LINNÉ AHLSTRAND: The blonde was Playmate Of The Month in July 1958 and managed a brief movie career. But she died, aged 30, from cancer in 1967.
BETTY BLUE: Miss November 1956 was once married to adult movie director Harold Lime. She died from heart failure in 2000, aged 69.
ELISA REBECCA BRIDGES: The Playmate Of The Month for December 1994 died from a heroin and amphetamine overdose five years ago aged 28. The Playboy website reported her death as “natural causes”.
JEAN CANNON: The 38DD model died from cancer at the end of 2005, aged 64. She was Playmate Of The Month in October 1961.
TONYA CREWS: Brought up on native American reservations, Tonya became a Playboy centrefold in March 1961. She died in a car crash five years later, aged 28.
CLAUDIA JENNINGS: Claudia went from Playboy receptionist to Playmate of the Year and then on to a successful acting career in B-movies.

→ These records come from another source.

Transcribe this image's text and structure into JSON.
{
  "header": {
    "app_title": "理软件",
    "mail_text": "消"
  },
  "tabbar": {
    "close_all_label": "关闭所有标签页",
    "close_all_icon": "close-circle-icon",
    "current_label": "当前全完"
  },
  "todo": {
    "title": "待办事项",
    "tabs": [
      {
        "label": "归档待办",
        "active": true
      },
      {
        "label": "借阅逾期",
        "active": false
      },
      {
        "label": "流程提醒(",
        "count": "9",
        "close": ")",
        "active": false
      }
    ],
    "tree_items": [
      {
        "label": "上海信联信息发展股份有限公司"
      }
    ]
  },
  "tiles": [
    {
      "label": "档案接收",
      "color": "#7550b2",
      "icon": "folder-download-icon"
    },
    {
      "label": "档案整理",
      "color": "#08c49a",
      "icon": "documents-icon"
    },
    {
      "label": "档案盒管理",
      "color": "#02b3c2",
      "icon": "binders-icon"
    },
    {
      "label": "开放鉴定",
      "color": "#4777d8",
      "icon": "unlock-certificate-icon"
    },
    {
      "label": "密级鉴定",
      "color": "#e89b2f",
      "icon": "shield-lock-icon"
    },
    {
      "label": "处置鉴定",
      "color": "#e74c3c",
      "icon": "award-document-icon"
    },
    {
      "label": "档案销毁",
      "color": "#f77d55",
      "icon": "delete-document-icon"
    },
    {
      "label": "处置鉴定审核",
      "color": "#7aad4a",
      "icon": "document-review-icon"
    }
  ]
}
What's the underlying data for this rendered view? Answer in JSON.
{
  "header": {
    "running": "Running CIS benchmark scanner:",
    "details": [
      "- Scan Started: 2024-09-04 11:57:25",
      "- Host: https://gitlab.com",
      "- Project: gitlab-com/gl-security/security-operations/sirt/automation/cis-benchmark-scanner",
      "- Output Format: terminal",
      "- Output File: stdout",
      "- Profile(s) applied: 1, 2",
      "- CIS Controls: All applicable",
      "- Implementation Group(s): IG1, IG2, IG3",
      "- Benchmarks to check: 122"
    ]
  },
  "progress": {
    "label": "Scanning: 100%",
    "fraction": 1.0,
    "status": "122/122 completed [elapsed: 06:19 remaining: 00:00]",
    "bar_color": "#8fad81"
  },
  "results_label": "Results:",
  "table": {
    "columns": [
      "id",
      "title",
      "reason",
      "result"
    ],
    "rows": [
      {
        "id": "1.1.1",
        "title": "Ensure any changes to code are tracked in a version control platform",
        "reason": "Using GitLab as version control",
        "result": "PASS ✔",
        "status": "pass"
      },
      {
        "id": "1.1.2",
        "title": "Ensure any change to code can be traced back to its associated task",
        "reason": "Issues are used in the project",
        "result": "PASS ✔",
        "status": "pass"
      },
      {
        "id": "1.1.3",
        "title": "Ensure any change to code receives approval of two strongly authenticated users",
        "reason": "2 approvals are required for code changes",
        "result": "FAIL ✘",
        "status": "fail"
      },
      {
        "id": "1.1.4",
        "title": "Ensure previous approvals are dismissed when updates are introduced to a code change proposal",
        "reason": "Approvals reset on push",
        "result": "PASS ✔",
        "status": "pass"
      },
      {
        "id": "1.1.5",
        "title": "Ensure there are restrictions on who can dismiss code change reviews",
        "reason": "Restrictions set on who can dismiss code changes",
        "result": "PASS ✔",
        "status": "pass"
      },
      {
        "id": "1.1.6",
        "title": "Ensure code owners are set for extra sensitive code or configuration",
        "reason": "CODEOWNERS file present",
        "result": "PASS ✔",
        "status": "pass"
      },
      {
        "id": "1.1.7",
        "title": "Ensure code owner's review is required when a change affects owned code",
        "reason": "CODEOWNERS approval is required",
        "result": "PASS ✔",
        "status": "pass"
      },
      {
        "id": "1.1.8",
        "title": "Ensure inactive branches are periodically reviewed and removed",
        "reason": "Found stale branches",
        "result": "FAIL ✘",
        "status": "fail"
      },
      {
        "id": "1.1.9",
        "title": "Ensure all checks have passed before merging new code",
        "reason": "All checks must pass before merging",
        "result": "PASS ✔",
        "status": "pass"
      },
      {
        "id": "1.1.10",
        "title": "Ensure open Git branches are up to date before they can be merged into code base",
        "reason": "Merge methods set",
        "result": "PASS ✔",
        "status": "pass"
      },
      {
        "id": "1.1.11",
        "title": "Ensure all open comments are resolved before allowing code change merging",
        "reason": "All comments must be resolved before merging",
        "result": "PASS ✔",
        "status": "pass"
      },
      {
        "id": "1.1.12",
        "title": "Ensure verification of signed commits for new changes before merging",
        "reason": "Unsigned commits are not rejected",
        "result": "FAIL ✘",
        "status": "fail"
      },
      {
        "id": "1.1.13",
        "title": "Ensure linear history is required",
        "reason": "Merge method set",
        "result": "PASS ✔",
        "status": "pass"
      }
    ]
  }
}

She had a history of drug abuse, but was clean when she died in a car crash after falling asleep at the wheel of her VW Beetle in 1979. She was just 29.
CONNIE KRESKI: The former nurse and Playmate Of The Year once dated actor James Caan. Blonde Connie died of lung cancer in 1995, aged 48.
CHERYL KUBERT: The Playmate Of The Month in February 1958 is believed to have committed suicide in 1989. But the cause of death was not confirmed.
JAYNE MANSFIELD: A sex goddess in the 1950s, Jayne appeared in Playboy several times.
She later became an actress and won a Golden Globe. Three times married Jayne was decapitated in 1967, when the car she was in crashed into the back of a tractor trailer.
JONI MATTIS: Playboy chief Hugh Hefner’s former lover famously refused to disrobe during her Playboy photo session. She died from cancer aged 60 in 1999.
EVE MEYER: The former wife of movie director Russ Meyer was Playmate Of The Month in June 1955. She went on to produce one of his most famous films, Faster, Pussycat! Kill! Kill! She died in a plane crash, aged 48, when two planes collided on take-off in Tenerife in 1977.
DONNA MICHELLE: The Playmate Of The Year in 1964 was 17 when she first appeared nude in the magazine. Donna went on to become an actress and died from a heart attack aged 58 in 2004.
MARILYN MONROE: The official cause of Marilyn’s death in 1962 was probable suicide due to an overdose of sleeping pills, but many people believe she was murdered. Her appearance in Playboy in December 1953 was not her own decision. Hefner had bought nude photos taken of Marilyn before she was a famous actress.
MERLE PERTILE: The redhead was a Playboy centrefold in January 1962. She died aged 56 following heart surgery in 1997.
WILLY REY: The Dutch-born model died from an overdose of sleeping pills in 1973, aged 23. In the Playboy article in February 1971 she admitted to “feelings of insecurity about my future.”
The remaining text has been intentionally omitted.